The full impact of the removal of furlough will take a few more months to filter into redundancy figures, given notice periods. The weekly measures suggest October's rise was the result of an initial spike in the first week of the month which settled down later.
Vacancies continue to set new records, but this is holding back the underlying economic recovery. There is a post-Brexit factor here, but also a number of older workers who have retired during the pandemic and a lack of students doing part-time work.
The impact of this ongoing jobs squeeze on annual wage settlements is the next unknown to watch for, after Omicron.
Could there be an increase in interest rates?
The latest jobs figures come in the week that the Bank of England's Monetary Policy Committee (MPC) decides on whether to raise its key interest rate from the current historic low of 0.1%.

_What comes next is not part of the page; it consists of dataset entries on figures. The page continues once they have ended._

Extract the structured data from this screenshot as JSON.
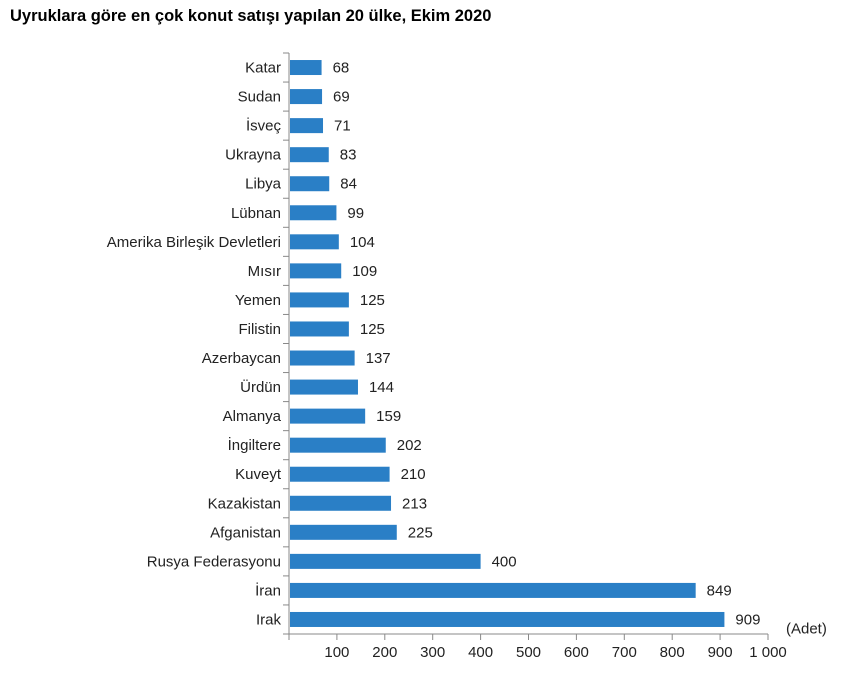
{
  "chart_data": {
    "type": "bar",
    "orientation": "horizontal",
    "title": "Uyruklara göre en çok konut satışı yapılan 20 ülke, Ekim 2020",
    "unit_label": "(Adet)",
    "categories": [
      "Katar",
      "Sudan",
      "İsveç",
      "Ukrayna",
      "Libya",
      "Lübnan",
      "Amerika Birleşik Devletleri",
      "Mısır",
      "Yemen",
      "Filistin",
      "Azerbaycan",
      "Ürdün",
      "Almanya",
      "İngiltere",
      "Kuveyt",
      "Kazakistan",
      "Afganistan",
      "Rusya Federasyonu",
      "İran",
      "Irak"
    ],
    "values": [
      68,
      69,
      71,
      83,
      84,
      99,
      104,
      109,
      125,
      125,
      137,
      144,
      159,
      202,
      210,
      213,
      225,
      400,
      849,
      909
    ],
    "xlim": [
      0,
      1000
    ],
    "tick_labels": [
      "100",
      "200",
      "300",
      "400",
      "500",
      "600",
      "700",
      "800",
      "900",
      "1 000"
    ],
    "bar_color": "#2a7fc6",
    "grid": false
  }
}
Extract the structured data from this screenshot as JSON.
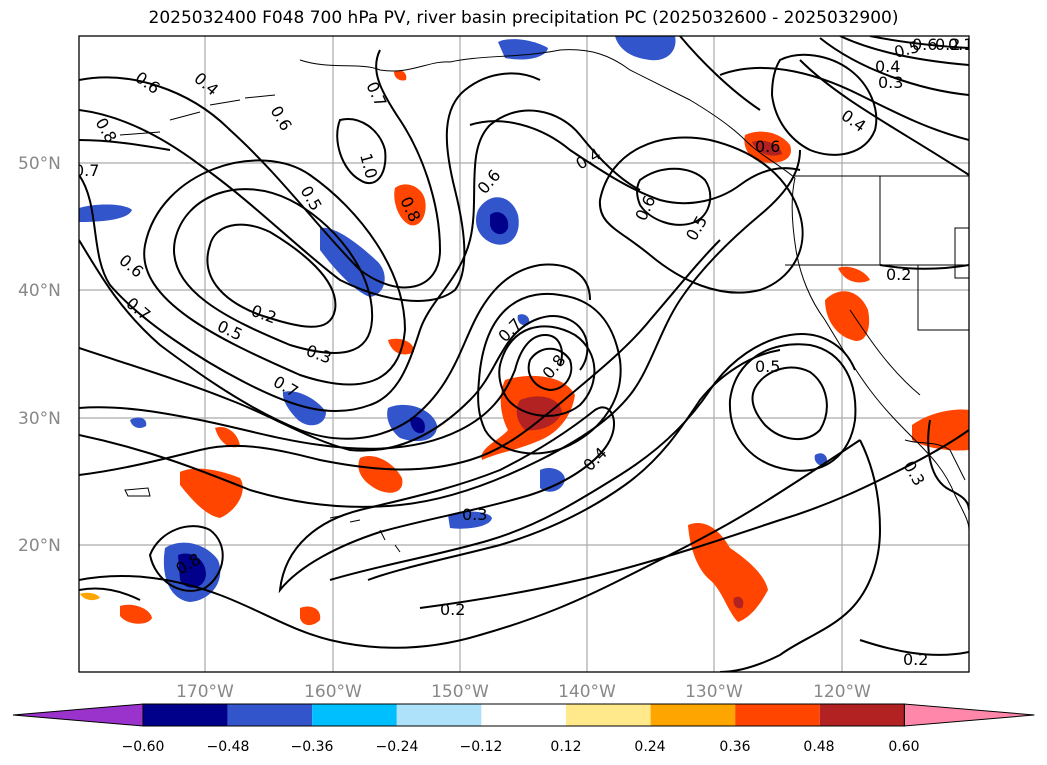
{
  "title": "2025032400 F048 700 hPa PV, river basin precipitation PC (2025032600 - 2025032900)",
  "lat_labels": [
    "50°N",
    "40°N",
    "30°N",
    "20°N"
  ],
  "lon_labels": [
    "170°W",
    "160°W",
    "150°W",
    "140°W",
    "130°W",
    "120°W"
  ],
  "colorbar": {
    "extend": "both",
    "colors": [
      "#9933cc",
      "#00008b",
      "#3355cc",
      "#00bfff",
      "#aee2fa",
      "#ffffff",
      "#ffe98a",
      "#ffa500",
      "#ff4500",
      "#b22222",
      "#ff88aa"
    ],
    "ticks": [
      "−0.60",
      "−0.48",
      "−0.36",
      "−0.24",
      "−0.12",
      "0.12",
      "0.24",
      "0.36",
      "0.48",
      "0.60"
    ]
  },
  "contour_labels": [
    "0.6",
    "0.4",
    "0.8",
    "0.7",
    "0.6",
    "0.7",
    "1.0",
    "0.8",
    "0.5",
    "0.6",
    "0.7",
    "0.2",
    "0.5",
    "0.3",
    "0.7",
    "0.6",
    "0.4",
    "0.6",
    "0.5",
    "0.7",
    "0.8",
    "0.4",
    "0.5",
    "0.3",
    "0.2",
    "0.2",
    "0.6",
    "0.5",
    "0.4",
    "0.3",
    "0.4",
    "0.6",
    "0.2",
    "0.3",
    "0.8",
    "0.2",
    "0.1"
  ]
}
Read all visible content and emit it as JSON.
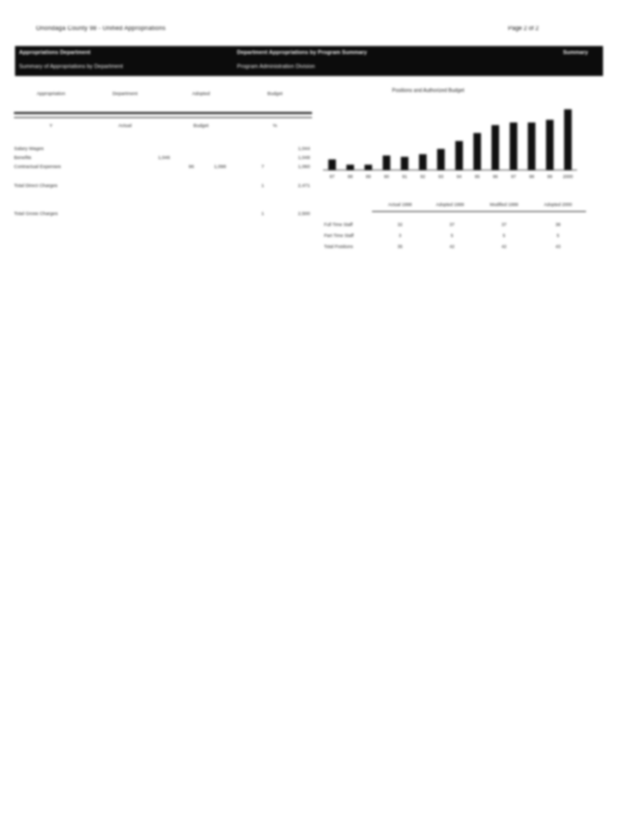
{
  "header": {
    "left": "Onondaga County 98 - Unified Appropriations",
    "right": "Page 2 of 2"
  },
  "banner": {
    "col1": "Appropriations  Department",
    "col2": "Department  Appropriations by Program  Summary",
    "col3": "Summary",
    "row2_left": "Summary of Appropriations  by Department",
    "row2_right": "Program  Administration  Division"
  },
  "columns": {
    "c1": "Appropriation",
    "c2": "Department",
    "c3": "Adopted",
    "c4": "Budget",
    "c1b": "Y",
    "c2b": "Actual",
    "c3b": "Budget",
    "c4b": "%"
  },
  "rows": [
    {
      "label": "Salary Wages",
      "a": "",
      "b": "",
      "c": "",
      "d": "",
      "e": "1,044"
    },
    {
      "label": "Benefits",
      "a": "1,046",
      "b": "",
      "c": "",
      "d": "",
      "e": "1,048"
    },
    {
      "label": "Contractual Expenses",
      "a": "",
      "b": "96",
      "c": "1,098",
      "d": "7",
      "e": "1,060"
    },
    {
      "label": "Total Direct Charges",
      "a": "",
      "b": "",
      "c": "",
      "d": "1",
      "e": "2,471"
    },
    {
      "label": "Total Gross Charges",
      "a": "",
      "b": "",
      "c": "",
      "d": "1",
      "e": "2,500"
    }
  ],
  "chart_data": {
    "type": "bar",
    "title": "Positions and Authorized Budget",
    "categories": [
      "87",
      "88",
      "89",
      "90",
      "91",
      "92",
      "93",
      "94",
      "95",
      "96",
      "97",
      "98",
      "99",
      "2000"
    ],
    "values": [
      8,
      4,
      4,
      11,
      10,
      12,
      16,
      22,
      28,
      34,
      36,
      36,
      38,
      46
    ],
    "ylim": [
      0,
      50
    ]
  },
  "summary_table": {
    "groups": [
      "Actual 1998",
      "Adopted 1999",
      "Modified 1999",
      "Adopted 2000"
    ],
    "rows": [
      {
        "label": "Full Time Staff",
        "values": [
          "32",
          "37",
          "37",
          "38"
        ]
      },
      {
        "label": "Part Time Staff",
        "values": [
          "3",
          "5",
          "5",
          "5"
        ]
      },
      {
        "label": "Total Positions",
        "values": [
          "35",
          "42",
          "42",
          "43"
        ]
      }
    ]
  }
}
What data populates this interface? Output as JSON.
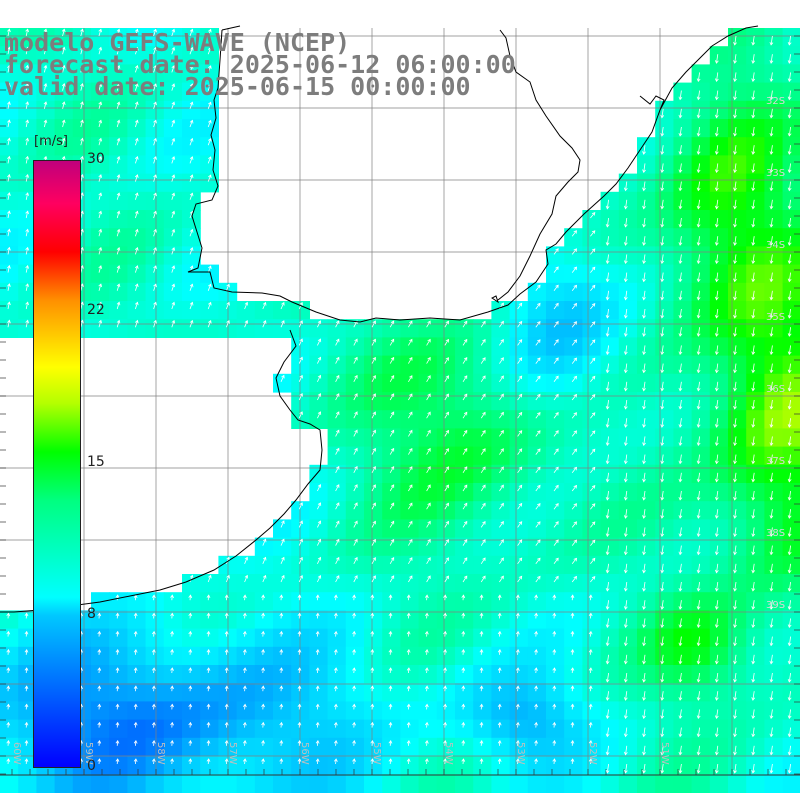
{
  "title": {
    "model": "modelo GEFS-WAVE (NCEP)",
    "forecast": "forecast date: 2025-06-12 06:00:00",
    "valid": "valid date: 2025-06-15 00:00:00"
  },
  "colorbar": {
    "unit": "[m/s]",
    "ticks": [
      "30",
      "22",
      "15",
      "8",
      "0"
    ],
    "tick_values": [
      30,
      22,
      15,
      8,
      0
    ],
    "colors": [
      "#0000ff",
      "#00ffff",
      "#00ff00",
      "#ffff00",
      "#ff0000",
      "#c0007c"
    ]
  },
  "lat_labels": [
    "32S",
    "33S",
    "34S",
    "35S",
    "36S",
    "37S",
    "38S",
    "39S"
  ],
  "lon_labels": [
    "60W",
    "59W",
    "58W",
    "57W",
    "56W",
    "55W",
    "54W",
    "53W",
    "52W",
    "51W"
  ],
  "colors": {
    "land": "#ffffff",
    "coast": "#000000",
    "grid": "#808080",
    "arrow": "#ffffff",
    "title": "#7d7d7d"
  }
}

It is under pressure to address fast-rising inflation, but wants to be sure that the expiry of the furlough scheme at the end of September did not cause a jump in unemployment before any decision to raise rates for the first time since the pandemic.
But the fast spread of Omicron has raised fears of a new economic slowdown and prompted investors to bet against a rate rise as soon as Thursday.
"The combination of a tight labour market and low unemployment evident in today's data could on their own be sufficient to merit a rate rise," said KPMG's UK chief economist Yael Selfin.
"Nonetheless, with the emergence of the Omicron variant over the recent weeks, we now expect the MPC to unanimously hold off raising rates until next year."